O UK's AI Security Institute testou o Claude Mythos Preview da Anthropic — um modelo de cibersegurança tão poderoso que a Anthropic não vai lançá-lo publicamente — e descobriu que ele tem sucesso em 73% dos desafios capture-the-flag de nível especializado que nenhuma IA conseguiu resolver antes de abril 2025. Mas no "The Last Ones", uma simulação de rede corporativa de 32 etapas que requer 20 horas de tempo de especialista humano, o Mythos teve sucesso apenas 3 de 10 vezes. O modelo pode descobrir vulnerabilidades zero-day e executar ataques multi-estágio autonomamente, capacidades que levaram a Anthropic a restringir o acesso a 40 organizações através do Project Glasswing em vez de um lançamento público.
Isso representa um cruzamento de limiar de capacidade que vem fermentando desde 2023, quando os melhores modelos "mal conseguiam completar tarefas cibernéticas de nível iniciante". Agora temos uma IA que pode fazer de forma automatizada o que leva dias para profissionais humanos — mas apenas em ambientes controlados sem defensores ativos ou endurecimento do mundo real. Os documentos vazados de março (expostos acidentalmente através de uma configuração incorreta de CMS) revelam que os próprios pesquisadores da Anthropic alertaram sobre "ataques que superam em muito os esforços dos defensores", causando uma queda de 4-7% nas ações de cibersegurança.
A avaliação do AISI revela limitações cruciais que o vazamento inicial não capturou: o Mythos funciona em condições de laboratório estéreis mas tem dificuldades contra defesas reais. Três comprometimentos de rede bem-sucedidos de dez tentativas, em um ambiente com "nenhum defensor ativo, nenhuma ferramenta defensiva, nenhuma consequência por disparar alertas", sugere que ainda estamos longe de hackers IA autônomos. O modelo se destaca em encontrar vulnerabilidades mas não consegue encadear operações complexas de forma confiável através de redes defendidas.

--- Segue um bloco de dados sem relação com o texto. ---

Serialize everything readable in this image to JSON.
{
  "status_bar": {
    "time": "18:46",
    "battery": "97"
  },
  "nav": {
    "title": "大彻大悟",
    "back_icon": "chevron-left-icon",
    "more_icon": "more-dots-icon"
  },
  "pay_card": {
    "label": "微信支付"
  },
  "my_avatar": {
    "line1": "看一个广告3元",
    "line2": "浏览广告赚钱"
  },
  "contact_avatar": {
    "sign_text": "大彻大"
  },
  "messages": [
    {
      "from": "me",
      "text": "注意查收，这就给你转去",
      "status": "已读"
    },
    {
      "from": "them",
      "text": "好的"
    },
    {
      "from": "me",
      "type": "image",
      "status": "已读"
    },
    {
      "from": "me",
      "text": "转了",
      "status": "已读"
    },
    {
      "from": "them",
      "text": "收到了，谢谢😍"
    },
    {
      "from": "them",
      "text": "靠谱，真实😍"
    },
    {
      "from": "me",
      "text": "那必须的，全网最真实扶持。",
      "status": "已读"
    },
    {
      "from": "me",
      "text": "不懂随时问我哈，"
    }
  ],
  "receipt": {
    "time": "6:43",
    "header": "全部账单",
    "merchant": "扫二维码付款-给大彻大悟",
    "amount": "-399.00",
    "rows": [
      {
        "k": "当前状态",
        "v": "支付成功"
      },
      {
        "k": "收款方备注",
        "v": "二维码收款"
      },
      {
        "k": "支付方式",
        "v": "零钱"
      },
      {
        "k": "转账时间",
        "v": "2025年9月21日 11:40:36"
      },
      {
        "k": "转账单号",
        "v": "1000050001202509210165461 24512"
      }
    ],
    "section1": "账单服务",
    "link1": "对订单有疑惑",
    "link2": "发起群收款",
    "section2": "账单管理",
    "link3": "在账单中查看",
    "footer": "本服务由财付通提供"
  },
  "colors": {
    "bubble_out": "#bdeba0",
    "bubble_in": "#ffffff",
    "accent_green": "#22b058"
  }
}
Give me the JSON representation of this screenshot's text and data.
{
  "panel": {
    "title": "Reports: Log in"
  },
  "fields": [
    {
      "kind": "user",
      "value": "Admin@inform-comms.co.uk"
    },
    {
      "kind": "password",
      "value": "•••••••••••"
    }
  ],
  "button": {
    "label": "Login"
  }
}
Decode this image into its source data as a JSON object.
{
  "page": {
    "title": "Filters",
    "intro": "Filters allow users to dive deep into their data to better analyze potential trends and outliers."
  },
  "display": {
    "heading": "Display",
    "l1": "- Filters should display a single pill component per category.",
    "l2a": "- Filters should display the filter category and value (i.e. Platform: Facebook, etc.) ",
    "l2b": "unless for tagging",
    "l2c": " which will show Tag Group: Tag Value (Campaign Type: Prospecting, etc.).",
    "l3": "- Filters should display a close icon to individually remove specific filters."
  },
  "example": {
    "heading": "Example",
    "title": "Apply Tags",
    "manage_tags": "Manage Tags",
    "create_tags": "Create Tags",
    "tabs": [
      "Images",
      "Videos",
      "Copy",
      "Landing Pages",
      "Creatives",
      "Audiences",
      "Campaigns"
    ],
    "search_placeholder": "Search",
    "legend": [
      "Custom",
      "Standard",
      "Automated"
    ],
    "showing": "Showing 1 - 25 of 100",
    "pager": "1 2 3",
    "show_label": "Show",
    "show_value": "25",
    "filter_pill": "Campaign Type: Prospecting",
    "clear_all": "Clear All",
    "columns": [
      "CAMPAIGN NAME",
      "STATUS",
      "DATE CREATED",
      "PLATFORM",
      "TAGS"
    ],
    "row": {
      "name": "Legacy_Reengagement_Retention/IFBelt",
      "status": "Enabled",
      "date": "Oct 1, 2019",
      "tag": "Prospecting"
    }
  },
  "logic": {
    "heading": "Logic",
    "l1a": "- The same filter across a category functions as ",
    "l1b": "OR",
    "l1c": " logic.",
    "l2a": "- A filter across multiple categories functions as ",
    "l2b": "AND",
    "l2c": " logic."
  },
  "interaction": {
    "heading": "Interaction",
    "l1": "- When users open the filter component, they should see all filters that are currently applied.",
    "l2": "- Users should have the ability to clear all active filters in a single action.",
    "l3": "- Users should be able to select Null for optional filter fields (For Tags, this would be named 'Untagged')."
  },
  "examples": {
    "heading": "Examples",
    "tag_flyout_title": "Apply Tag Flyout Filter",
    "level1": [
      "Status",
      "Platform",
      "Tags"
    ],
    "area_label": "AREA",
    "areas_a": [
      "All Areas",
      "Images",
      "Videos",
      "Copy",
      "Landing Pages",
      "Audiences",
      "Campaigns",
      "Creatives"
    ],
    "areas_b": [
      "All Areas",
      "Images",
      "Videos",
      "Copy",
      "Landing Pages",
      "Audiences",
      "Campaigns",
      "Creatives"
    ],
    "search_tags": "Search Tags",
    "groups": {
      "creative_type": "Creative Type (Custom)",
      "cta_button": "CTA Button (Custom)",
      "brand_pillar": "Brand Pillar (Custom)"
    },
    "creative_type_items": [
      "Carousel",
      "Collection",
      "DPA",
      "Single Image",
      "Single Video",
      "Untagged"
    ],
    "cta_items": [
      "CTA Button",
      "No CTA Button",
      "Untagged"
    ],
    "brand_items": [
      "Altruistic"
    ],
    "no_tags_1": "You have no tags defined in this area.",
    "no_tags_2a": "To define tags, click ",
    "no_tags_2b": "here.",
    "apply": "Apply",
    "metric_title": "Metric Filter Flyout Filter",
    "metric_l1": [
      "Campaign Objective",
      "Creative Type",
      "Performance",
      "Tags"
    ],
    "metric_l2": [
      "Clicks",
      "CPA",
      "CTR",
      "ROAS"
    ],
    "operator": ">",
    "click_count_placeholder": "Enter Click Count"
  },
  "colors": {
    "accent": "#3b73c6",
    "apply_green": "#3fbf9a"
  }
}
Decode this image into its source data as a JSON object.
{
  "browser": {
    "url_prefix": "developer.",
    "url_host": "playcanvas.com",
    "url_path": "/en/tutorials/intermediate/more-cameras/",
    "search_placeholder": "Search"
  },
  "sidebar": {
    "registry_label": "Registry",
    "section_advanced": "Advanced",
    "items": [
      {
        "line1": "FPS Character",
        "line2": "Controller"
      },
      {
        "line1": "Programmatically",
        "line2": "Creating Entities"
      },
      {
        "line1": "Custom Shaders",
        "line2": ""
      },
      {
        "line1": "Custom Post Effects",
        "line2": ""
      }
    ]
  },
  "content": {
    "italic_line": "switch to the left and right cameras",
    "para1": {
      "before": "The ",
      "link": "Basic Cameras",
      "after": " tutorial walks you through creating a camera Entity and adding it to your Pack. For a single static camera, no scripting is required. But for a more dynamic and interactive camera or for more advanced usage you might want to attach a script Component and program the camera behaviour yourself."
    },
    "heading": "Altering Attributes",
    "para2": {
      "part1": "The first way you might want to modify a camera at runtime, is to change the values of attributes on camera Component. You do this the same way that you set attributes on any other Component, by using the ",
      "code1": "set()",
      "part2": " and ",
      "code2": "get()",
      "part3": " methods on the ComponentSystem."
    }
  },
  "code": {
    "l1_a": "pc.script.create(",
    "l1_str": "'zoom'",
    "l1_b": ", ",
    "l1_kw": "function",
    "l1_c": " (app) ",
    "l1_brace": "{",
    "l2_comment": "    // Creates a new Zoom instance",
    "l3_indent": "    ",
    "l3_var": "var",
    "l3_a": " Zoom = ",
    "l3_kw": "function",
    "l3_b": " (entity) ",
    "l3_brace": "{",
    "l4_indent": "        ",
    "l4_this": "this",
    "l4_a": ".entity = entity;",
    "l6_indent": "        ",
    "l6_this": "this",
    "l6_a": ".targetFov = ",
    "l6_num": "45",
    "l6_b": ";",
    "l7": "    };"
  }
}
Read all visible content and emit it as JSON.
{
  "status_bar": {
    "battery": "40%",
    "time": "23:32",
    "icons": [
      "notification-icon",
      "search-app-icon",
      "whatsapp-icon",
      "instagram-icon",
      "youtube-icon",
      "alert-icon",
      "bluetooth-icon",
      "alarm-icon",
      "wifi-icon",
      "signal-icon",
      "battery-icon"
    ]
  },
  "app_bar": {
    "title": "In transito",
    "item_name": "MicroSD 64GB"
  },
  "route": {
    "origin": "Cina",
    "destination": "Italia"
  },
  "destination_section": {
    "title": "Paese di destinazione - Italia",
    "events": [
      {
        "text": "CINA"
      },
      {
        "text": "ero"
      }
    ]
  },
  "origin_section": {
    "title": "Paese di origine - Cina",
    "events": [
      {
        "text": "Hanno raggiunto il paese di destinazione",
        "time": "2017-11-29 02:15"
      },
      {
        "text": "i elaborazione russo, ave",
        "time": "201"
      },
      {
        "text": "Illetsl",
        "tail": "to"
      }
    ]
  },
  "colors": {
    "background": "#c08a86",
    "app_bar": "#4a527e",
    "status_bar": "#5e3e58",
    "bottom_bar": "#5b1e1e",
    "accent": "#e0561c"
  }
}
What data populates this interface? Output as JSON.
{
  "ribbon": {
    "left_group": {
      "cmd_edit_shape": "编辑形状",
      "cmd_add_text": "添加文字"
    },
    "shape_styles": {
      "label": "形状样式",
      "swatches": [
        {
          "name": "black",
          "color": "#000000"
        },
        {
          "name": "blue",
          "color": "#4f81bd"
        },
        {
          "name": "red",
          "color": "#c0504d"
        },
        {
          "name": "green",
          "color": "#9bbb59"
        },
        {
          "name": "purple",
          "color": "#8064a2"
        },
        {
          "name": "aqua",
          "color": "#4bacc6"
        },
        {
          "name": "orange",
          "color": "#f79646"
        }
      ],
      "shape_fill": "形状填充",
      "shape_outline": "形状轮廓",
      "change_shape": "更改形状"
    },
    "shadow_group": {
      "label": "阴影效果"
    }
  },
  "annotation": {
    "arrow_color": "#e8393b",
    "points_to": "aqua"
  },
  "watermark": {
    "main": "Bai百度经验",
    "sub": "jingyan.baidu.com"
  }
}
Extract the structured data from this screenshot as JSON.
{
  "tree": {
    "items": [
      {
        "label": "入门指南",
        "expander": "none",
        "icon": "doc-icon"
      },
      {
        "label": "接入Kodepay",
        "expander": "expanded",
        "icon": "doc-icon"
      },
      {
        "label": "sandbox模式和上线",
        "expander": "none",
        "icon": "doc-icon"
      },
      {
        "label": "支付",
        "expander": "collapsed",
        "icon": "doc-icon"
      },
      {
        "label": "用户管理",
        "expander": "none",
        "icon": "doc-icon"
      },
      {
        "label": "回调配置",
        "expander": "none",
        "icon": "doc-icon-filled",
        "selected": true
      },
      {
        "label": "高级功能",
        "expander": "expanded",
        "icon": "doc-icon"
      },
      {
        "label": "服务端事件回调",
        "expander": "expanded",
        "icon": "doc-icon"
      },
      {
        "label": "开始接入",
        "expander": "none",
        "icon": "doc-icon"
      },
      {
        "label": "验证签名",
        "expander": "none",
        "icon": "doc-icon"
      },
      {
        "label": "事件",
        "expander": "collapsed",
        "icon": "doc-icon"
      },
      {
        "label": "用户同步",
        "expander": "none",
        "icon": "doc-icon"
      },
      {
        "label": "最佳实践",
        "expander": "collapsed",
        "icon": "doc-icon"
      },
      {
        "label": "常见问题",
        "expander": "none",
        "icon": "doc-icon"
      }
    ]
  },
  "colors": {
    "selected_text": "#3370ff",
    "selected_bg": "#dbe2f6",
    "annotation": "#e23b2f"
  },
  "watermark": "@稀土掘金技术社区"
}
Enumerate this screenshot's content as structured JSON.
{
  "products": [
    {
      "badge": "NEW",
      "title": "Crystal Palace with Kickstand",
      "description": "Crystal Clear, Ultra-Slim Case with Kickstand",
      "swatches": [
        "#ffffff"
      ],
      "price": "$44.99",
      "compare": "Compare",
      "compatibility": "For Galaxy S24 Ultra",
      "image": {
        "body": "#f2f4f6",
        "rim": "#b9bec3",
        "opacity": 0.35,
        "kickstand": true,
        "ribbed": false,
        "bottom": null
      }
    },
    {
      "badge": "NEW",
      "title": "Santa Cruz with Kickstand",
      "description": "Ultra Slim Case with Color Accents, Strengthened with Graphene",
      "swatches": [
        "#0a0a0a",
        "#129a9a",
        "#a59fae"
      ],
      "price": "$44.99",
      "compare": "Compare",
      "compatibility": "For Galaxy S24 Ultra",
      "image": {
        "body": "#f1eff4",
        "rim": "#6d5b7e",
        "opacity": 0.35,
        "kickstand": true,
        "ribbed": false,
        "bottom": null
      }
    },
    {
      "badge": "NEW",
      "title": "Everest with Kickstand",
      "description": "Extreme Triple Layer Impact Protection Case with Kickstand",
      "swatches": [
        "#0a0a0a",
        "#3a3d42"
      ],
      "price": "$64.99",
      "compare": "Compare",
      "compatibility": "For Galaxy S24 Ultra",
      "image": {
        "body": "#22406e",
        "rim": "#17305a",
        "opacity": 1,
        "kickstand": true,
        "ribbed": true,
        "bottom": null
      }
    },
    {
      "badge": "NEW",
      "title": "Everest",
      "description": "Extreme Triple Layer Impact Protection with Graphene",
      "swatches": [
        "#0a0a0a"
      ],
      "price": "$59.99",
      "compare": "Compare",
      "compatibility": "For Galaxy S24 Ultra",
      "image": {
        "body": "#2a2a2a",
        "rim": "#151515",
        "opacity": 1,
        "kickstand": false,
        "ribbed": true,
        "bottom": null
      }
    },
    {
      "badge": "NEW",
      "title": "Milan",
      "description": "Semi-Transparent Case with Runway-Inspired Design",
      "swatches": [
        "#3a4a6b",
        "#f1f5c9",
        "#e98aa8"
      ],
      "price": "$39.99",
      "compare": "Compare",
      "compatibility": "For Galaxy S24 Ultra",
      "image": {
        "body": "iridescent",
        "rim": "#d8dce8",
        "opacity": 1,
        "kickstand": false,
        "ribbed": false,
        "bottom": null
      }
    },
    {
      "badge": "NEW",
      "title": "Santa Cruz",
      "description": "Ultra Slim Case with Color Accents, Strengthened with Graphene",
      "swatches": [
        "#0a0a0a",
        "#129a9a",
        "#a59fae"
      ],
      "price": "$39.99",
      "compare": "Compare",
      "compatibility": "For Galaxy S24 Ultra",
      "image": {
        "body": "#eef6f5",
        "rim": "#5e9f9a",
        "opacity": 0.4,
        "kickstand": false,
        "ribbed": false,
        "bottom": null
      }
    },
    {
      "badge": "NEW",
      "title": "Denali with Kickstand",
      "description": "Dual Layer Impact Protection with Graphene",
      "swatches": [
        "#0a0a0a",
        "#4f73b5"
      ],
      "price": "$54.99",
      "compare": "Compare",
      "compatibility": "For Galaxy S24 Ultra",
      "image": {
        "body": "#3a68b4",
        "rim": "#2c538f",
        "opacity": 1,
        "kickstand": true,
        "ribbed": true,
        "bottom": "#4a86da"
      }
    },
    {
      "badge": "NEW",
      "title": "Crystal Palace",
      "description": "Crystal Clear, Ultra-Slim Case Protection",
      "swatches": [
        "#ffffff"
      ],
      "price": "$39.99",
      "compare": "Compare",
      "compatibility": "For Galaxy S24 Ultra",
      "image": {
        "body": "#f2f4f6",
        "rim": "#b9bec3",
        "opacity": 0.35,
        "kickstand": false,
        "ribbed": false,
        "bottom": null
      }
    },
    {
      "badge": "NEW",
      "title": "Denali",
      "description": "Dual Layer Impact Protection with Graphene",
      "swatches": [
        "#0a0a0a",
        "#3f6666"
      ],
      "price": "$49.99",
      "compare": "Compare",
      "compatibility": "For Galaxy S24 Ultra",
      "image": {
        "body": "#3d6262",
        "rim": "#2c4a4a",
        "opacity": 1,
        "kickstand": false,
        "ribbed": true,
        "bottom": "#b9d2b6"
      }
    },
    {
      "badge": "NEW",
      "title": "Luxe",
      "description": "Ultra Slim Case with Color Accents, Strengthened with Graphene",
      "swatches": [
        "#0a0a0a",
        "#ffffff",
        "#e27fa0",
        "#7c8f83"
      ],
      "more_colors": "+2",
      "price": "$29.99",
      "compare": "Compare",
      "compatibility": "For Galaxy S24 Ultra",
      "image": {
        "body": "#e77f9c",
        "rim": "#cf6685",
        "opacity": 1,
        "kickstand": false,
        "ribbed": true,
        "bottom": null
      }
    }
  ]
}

Para desenvolvedores, isso significa que auditoria de segurança assistida por IA está se tornando realidade enquanto ataques alimentados por IA permanecem majoritariamente teóricos. A taxa de sucesso de 30% contra redes simplificadas deveria preocupar equipes de segurança, mas a taxa de falha de 70% sugere que expertise humana continua insubstituível para operações sofisticadas.